Imaginastes o que senti? Fiquei em silêncio e não a pedi que ela se justificasse, olhei para o nada e o ódio brotou como praga em uma plantação mal cuidada. Olhei para ela como se ela já soubesse a pergunta, mas deixei de perguntar.

- Quando? Com quem?
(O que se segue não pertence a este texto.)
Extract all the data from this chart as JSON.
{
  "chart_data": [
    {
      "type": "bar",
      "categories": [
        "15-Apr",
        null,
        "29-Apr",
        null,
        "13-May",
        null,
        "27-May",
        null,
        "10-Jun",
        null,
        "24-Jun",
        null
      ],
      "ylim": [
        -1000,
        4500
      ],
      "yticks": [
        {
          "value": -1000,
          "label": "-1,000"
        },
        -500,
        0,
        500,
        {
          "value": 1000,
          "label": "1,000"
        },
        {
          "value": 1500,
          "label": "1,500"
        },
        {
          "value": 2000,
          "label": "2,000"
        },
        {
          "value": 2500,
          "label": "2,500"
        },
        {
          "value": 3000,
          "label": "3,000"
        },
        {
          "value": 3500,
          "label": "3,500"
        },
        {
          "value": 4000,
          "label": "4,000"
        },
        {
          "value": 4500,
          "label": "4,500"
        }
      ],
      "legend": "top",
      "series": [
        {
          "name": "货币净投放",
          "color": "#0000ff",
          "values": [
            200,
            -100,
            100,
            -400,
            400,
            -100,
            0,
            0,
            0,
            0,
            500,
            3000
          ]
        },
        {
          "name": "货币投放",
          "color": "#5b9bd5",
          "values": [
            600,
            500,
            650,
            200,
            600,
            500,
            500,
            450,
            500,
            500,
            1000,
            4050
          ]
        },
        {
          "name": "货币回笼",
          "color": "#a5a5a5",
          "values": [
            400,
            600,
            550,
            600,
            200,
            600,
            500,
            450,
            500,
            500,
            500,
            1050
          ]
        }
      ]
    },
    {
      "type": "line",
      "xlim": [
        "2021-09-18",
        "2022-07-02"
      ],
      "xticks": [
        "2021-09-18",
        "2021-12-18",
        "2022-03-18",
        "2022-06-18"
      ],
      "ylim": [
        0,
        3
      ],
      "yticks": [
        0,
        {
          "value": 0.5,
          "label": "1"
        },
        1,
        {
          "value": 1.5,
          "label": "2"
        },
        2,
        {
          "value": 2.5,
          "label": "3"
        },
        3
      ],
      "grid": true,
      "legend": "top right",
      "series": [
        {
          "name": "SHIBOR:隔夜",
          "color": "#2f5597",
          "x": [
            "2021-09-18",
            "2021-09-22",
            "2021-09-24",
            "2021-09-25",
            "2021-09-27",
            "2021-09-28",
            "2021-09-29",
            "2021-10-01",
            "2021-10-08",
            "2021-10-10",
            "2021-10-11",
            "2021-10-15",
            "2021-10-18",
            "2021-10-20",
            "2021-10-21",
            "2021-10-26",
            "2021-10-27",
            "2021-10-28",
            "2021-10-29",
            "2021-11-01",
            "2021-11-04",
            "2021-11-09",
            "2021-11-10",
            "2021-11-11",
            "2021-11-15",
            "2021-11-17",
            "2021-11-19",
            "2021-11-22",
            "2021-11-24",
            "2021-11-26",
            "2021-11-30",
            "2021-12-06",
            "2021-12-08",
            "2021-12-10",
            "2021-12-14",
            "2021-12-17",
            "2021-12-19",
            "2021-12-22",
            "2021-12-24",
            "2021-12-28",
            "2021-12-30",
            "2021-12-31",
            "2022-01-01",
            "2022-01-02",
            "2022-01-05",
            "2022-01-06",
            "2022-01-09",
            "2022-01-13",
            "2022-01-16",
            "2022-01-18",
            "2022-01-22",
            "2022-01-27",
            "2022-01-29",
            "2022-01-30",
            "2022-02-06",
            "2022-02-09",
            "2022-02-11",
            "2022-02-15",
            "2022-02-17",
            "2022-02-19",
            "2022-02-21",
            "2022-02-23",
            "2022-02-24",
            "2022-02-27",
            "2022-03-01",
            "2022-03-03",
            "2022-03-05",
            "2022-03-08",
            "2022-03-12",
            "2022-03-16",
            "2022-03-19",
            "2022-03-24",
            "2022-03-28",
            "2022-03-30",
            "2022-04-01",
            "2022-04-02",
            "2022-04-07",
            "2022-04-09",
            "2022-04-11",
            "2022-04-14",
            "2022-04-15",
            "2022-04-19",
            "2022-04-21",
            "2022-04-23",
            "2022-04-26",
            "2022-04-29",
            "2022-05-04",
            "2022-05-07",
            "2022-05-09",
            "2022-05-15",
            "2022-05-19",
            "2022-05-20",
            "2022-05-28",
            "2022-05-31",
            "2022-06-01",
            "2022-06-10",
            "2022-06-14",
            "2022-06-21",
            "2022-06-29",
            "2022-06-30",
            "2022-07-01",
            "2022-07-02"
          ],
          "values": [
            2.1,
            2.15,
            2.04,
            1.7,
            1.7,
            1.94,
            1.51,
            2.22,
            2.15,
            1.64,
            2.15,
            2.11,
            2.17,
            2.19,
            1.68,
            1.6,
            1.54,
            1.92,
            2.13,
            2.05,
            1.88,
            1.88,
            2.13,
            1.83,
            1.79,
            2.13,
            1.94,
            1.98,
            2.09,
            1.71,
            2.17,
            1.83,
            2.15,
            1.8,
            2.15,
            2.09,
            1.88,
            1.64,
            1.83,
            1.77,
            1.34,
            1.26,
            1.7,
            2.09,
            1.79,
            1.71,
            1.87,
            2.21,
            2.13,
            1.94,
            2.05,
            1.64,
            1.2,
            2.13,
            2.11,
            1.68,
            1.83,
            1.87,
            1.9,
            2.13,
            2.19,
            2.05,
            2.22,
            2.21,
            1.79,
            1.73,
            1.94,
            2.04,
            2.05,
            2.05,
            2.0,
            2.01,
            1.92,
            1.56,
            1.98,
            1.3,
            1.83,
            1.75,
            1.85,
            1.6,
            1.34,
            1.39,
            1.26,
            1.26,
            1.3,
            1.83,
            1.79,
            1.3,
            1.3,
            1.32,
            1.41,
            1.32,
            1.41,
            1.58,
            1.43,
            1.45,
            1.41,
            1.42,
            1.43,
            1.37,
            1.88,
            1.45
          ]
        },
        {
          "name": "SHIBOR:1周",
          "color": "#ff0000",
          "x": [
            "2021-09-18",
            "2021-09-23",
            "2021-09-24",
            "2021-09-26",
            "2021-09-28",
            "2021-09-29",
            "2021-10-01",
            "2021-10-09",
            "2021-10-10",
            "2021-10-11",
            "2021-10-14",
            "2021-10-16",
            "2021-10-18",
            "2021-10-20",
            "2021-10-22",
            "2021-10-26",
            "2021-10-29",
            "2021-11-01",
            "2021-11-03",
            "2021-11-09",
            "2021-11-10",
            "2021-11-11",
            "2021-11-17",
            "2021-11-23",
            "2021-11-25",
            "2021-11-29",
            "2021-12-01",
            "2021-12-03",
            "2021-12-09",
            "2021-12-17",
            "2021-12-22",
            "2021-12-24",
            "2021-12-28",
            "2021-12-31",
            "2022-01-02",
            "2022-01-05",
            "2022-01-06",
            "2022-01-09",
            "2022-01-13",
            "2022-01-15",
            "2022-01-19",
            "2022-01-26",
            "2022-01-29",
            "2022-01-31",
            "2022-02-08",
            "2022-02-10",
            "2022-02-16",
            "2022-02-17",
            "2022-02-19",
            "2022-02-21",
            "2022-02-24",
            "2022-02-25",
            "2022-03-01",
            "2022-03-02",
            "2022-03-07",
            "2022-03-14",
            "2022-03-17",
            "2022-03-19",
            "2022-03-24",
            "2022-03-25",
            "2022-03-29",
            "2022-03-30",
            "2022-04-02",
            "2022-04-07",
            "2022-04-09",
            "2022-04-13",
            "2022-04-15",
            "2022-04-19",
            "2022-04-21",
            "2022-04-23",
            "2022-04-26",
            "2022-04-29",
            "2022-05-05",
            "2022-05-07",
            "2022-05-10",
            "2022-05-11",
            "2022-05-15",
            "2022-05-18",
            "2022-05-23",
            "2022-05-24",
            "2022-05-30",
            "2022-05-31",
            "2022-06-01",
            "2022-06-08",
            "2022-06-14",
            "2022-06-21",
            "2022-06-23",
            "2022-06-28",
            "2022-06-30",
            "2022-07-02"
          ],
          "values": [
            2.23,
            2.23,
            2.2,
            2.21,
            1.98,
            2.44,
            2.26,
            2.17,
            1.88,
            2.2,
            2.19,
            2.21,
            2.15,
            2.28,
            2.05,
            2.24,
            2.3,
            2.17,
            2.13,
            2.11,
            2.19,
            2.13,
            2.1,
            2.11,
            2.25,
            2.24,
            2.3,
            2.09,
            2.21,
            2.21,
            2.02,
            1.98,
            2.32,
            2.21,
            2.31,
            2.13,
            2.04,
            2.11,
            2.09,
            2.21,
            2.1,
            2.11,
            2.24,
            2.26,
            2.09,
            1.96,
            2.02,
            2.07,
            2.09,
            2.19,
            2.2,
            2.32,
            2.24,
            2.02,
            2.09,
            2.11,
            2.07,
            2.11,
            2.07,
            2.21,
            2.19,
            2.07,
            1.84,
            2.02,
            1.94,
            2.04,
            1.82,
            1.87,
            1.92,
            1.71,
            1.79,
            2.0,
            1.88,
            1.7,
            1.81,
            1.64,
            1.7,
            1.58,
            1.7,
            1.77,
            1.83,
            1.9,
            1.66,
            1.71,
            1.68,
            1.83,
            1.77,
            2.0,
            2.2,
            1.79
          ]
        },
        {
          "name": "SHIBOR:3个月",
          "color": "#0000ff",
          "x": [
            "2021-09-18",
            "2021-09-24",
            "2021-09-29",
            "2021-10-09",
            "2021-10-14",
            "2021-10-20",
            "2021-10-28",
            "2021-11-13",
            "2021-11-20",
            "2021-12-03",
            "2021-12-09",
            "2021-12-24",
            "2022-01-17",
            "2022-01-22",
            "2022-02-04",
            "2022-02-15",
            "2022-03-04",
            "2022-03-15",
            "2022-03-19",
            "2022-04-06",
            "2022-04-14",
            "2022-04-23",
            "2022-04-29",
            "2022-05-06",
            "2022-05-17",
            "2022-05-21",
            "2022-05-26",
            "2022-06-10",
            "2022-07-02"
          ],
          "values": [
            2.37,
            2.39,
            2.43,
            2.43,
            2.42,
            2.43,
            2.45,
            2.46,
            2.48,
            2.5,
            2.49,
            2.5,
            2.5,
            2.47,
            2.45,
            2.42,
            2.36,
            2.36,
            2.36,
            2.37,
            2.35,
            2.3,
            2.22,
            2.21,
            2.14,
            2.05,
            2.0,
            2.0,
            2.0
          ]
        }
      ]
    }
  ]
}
Qual o motivo?

Sei que foram três perguntas de uma só vez, eu estava sentindo uma raiva crescente dentro de mim, eu precisava saber.

- Já tem seis meses, com o Pedro, o motivo você sabe.

Ela respondeu-me cada pergunta como se estivesse recitando ingredientes de uma receita de bolo de caixinha, simples, fácil, com toda a normalidade que necessitava.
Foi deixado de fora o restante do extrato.